As the plot progresses, Seo Bok realises that he’ll eternally be a lab rat, having his DNA sucked out for humanity’s use for so long as he lives; very very similar to extracting bile from a bear saved alive for no different goal than to provide bile.

If you had the elixir of immortality in hand, you’d suppose that everybody would need to get their palms on it, proper? And that is precisely what occurs. Terrorists attempt to abduct Seo Bok, but it surely is clear he does not want safety in any respect.

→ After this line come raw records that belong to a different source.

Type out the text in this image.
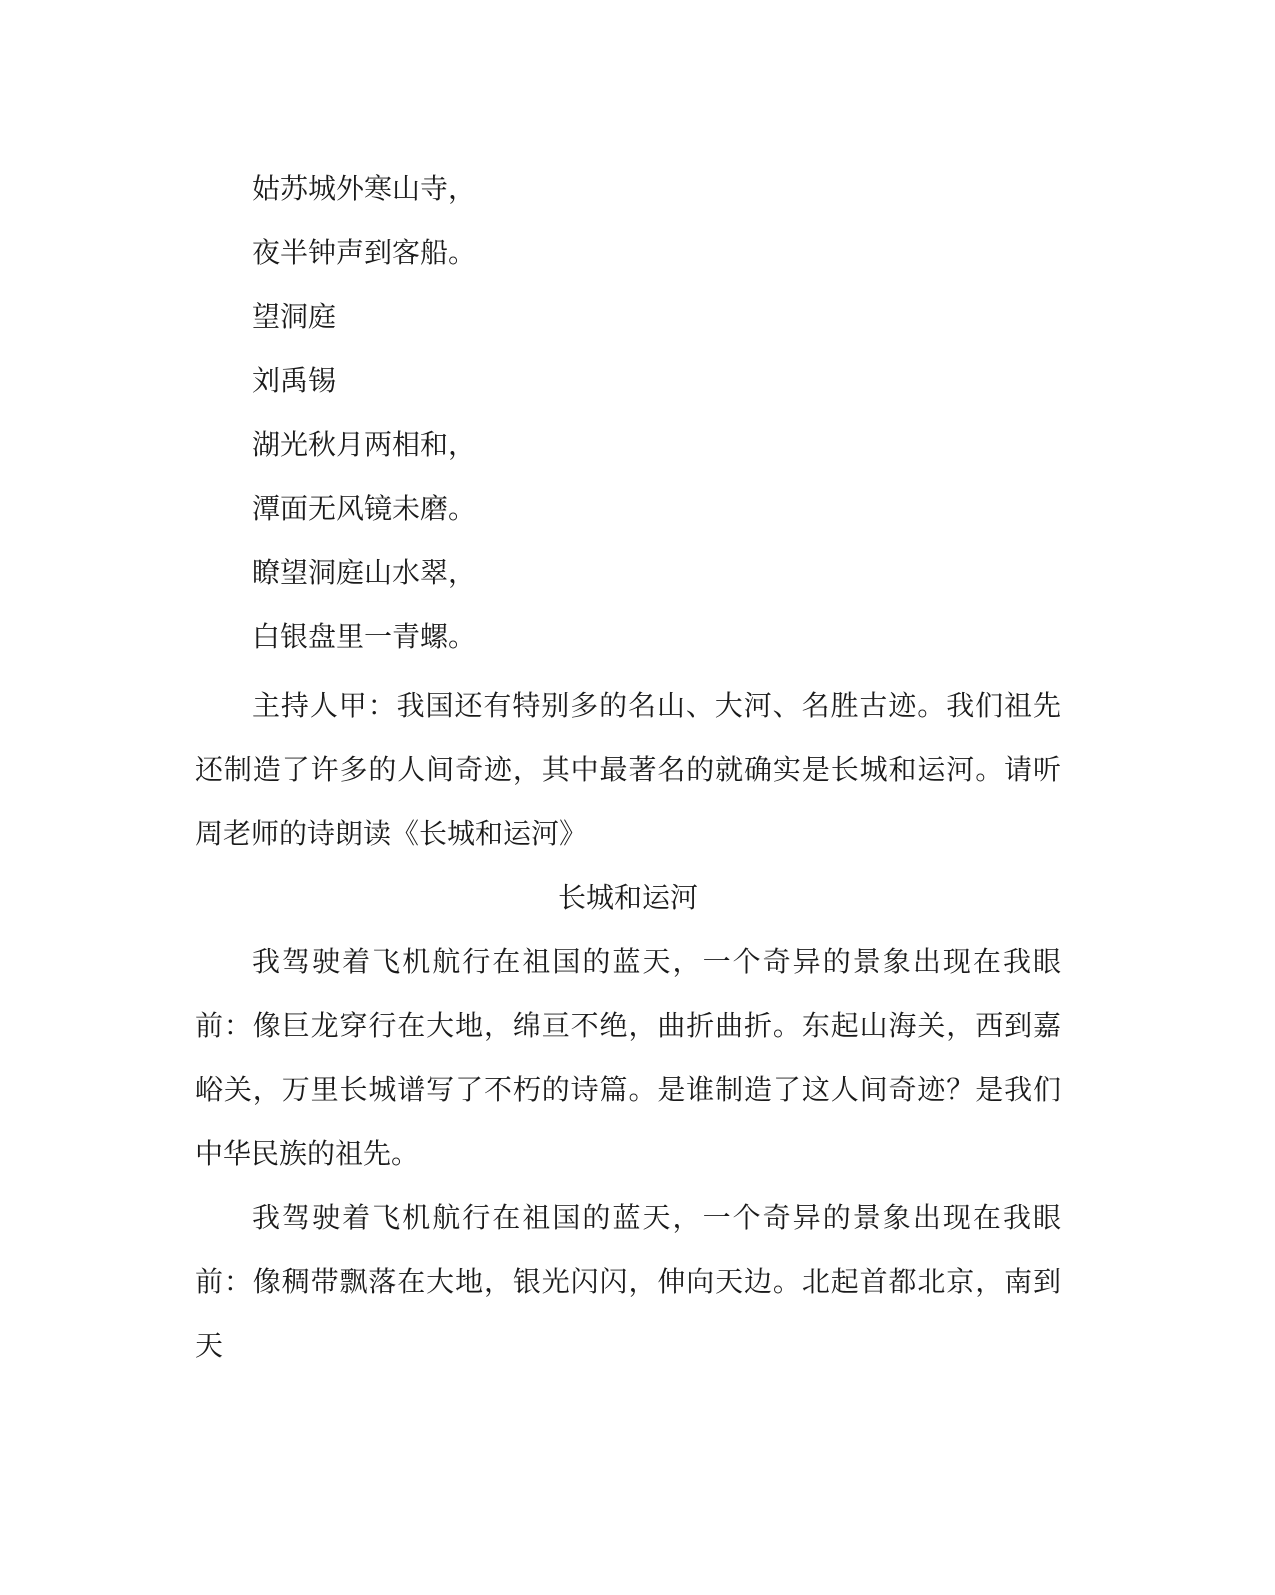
姑苏城外寒山寺，
夜半钟声到客船。
望洞庭
刘禹锡
湖光秋月两相和，
潭面无风镜未磨。
瞭望洞庭山水翠，
白银盘里一青螺。

主持人甲：我国还有特别多的名山、大河、名胜古迹。我们祖先还制造了许多的人间奇迹，其中最著名的就确实是长城和运河。请听周老师的诗朗读《长城和运河》

长城和运河

我驾驶着飞机航行在祖国的蓝天，一个奇异的景象出现在我眼前：像巨龙穿行在大地，绵亘不绝，曲折曲折。东起山海关，西到嘉峪关，万里长城谱写了不朽的诗篇。是谁制造了这人间奇迹？是我们中华民族的祖先。

我驾驶着飞机航行在祖国的蓝天，一个奇异的景象出现在我眼前：像稠带飘落在大地，银光闪闪，伸向天边。北起首都北京，南到天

It’s clear that director Lee enjoys The Matrix vastly, as Seo Bok repels bullets and missiles and all the things else with out a lot as lifting a finger. Gong Yoo is decreased to merely fodder, offering a pseudo older brother-like determine who clumsily inducts Seo Bok into the actual world, who has solely ever skilled life in a laboratory.

Seeing Park Bo Gum’s compelling appearing on the silver display once more actually warmed the cockles of my coronary heart, however the cursing from Gong Yoo and the over-the-top psychic CGI shows actually received in the way in which of the larger questions of how the primary ever human clone ought to discover his place in the world, with out everybody making an attempt to siphon his DNA for eternal life.